CRÔNICA
Crônica do Professor Antonio Glauber sobre as notícias do dia 18 de junho de 2025
Por Antonio Glauber Santana Ferreira – Japaratuba-SE
Era uma vez um livro chamado 18 de junho de 2025, com páginas escritas em suor, milho assado e lágrimas diplomáticas. Abri a primeira página e encontrei um arraial com mais poesia que política: na Escola Municipal Professor Emiliano Nunes de Moura, a festa virou resistência, e a resistência virou festa.
Tinha gincana relâmpago, como se São Pedro soprasse nos balões pra ver quem voava mais alto; barracas de comidas típicas que alimentavam o corpo e a memória; garota caipira com brilho no olhar e dignidade na saia rodada; e até música junina em Libras — porque a inclusão, ali, dançava quadrilha de mãos dadas com a empatia.
Mas bastou virar a página para o livro virar tragédia grega em cenário nordestino: MP e TCE encontraram escolas com sede e esgoto a céu aberto. Enquanto uns bebem champanhe em taças de cristal nas cúpulas do poder, outros alunos sorvem água barrenta em copos rachados de esperança. É o Brasil onde o saneamento básico ainda é artigo de luxo — como se limpar o futuro das crianças fosse um investimento de risco.
Na Câmara de Aracaju, os dados foram lançados — e não estamos falando de estatística. Com 14 votos a 7, os nobres edis aprovaram a criação de uma loteria municipal. Aracaju agora aposta na sorte enquanto falta política pública. É como se dissesse: “Não deu certo com plano de governo? Tente agora com raspadinha!”. Que os deuses do bingo nos livrem dos políticos que jogam dados com o destino da população.
E por falar em sorte, um secretário municipal conseguiu escapar de Israel, onde a tensão política virou pólvora diplomática. Um verdadeiro jogo de tabuleiro global, onde algumas peças conseguem fugir pela porta da frente, enquanto outras ficam presas no cheque-mate da burocracia.
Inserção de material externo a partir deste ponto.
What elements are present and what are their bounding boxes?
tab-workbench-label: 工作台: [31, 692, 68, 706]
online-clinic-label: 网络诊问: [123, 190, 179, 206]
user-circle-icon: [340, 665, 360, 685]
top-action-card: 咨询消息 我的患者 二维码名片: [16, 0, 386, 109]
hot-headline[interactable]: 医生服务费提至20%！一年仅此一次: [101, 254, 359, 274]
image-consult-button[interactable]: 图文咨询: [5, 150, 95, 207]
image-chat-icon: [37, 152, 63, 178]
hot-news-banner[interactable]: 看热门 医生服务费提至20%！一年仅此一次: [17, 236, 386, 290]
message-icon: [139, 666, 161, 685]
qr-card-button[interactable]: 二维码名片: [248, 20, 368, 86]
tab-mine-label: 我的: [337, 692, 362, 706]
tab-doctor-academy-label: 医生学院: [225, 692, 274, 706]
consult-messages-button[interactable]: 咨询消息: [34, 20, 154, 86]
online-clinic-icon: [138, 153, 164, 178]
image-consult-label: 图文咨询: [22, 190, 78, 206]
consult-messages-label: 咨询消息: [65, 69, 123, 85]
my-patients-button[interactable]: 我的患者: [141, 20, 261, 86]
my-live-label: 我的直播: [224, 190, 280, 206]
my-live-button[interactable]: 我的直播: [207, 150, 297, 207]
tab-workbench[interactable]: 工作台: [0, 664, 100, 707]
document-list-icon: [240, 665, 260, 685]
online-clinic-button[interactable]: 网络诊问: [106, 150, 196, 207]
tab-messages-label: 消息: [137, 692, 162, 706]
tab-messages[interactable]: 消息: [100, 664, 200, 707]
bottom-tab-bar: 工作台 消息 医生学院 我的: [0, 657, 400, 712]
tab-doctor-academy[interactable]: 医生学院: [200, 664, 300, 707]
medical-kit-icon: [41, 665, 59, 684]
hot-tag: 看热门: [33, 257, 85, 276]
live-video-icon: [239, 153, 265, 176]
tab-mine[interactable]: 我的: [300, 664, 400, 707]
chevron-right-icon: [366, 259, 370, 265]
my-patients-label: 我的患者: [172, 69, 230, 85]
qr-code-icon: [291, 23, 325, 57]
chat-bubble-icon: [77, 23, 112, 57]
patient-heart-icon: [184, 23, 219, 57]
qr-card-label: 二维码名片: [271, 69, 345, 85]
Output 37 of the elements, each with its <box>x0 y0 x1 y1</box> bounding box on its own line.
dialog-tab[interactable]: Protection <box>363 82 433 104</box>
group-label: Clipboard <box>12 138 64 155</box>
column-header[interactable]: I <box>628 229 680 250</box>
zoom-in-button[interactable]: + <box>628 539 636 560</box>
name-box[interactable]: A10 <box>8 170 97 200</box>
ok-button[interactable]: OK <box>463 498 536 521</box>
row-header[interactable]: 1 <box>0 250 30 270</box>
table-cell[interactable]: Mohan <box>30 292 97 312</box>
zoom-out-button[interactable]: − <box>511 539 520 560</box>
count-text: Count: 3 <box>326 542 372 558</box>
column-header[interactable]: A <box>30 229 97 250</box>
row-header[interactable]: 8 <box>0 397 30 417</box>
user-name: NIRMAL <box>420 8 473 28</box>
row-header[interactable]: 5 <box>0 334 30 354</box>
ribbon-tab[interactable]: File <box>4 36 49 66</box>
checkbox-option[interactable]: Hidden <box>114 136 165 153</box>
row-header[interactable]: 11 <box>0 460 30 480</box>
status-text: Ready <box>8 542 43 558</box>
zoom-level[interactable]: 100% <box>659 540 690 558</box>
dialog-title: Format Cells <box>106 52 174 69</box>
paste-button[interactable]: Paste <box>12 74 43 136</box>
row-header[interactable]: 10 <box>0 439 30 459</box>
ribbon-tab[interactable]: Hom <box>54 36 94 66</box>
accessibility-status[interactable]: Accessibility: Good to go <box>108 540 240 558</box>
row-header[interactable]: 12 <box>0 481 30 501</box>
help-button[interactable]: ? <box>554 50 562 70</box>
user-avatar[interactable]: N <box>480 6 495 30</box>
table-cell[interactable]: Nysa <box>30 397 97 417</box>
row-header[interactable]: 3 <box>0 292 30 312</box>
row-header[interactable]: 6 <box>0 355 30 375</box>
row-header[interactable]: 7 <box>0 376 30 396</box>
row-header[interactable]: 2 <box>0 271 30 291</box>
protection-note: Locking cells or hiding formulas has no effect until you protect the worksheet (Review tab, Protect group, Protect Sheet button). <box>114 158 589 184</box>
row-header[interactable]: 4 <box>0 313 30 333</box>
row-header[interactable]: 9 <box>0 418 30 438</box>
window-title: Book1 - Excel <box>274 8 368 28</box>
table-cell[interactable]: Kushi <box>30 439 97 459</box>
Mas o capítulo mais sombrio está nas entranhas do poder paralelo: a ABIN virou novela de espião canastrão, onde documentos secretos viraram scripts de live política. A Polícia Federal revelou que a agência de inteligência, ao invés de proteger a República, virou roteirista do reality-show de 2021, estrelado por um ex-presidente, coadjuvado por teorias da conspiração e figurinos de fake news. É o Brasil onde até a espionagem perdeu o glamour e virou PowerPoint de quinta.
Enquanto isso, os EUA resolveram bancar o Big Brother dos vistos, exigindo que estudantes brasileiros abram as portas de suas redes sociais para espiadinhas nada amigáveis. “Se você não tem nada a esconder, por que tanto medo?”, perguntam, com a sutileza de um elefante invadindo o feed alheio. Mas quem garante que a privacidade não vale mais que o visto? Ou será que agora até o sonho americano vem com a cláusula: só se você deixar a alma logada?
No Oriente Médio, a tempestade não dá trégua: brasileiros esperam resgate no Irã, e o medo virou companheiro de quarto. São entre 50 e 200 corações batendo em solo que virou pólvora, aguardando um Brasil que ainda parece estar pegando carona no tapete mágico da lentidão diplomática.
E o Irã, por sua vez, resolveu declarar guerra também ao WhatsApp, acusando o aplicativo de ser espião a soldo de Israel. A era digital virou campo minado, onde até os emojis são suspeitos de traição. O mundo desaprendeu a conversar — e agora cada mensagem pode ser um ato de guerra.
E assim, leitores e leitoras, encerramos a leitura de mais um capítulo da epopeia contemporânea chamada Brasil. Neste livro, há forró e farsa, esperança e horror, política e poesia, gincana e gambiarra, sorteio e descaso.
Que possamos ser mais como a Escola Municipal Professor Emiliano com a alegria de uma gincana junina e que o Brasil aprenda que governar não é apostar no azar, nem improvisar espionagem barata, mas garantir, no mínimo, água limpa, dignidade e verdade.
Enquanto isso, a sanfona toca e o milho estoura: o Brasil segue em sua quadrilha de contradições.
Assina, com o chapéu de palha na cabeça e a caneta afiada na mão,
Professor Antonio Glauber – direto do Arraiá das Realidades de Japaratuba-SE.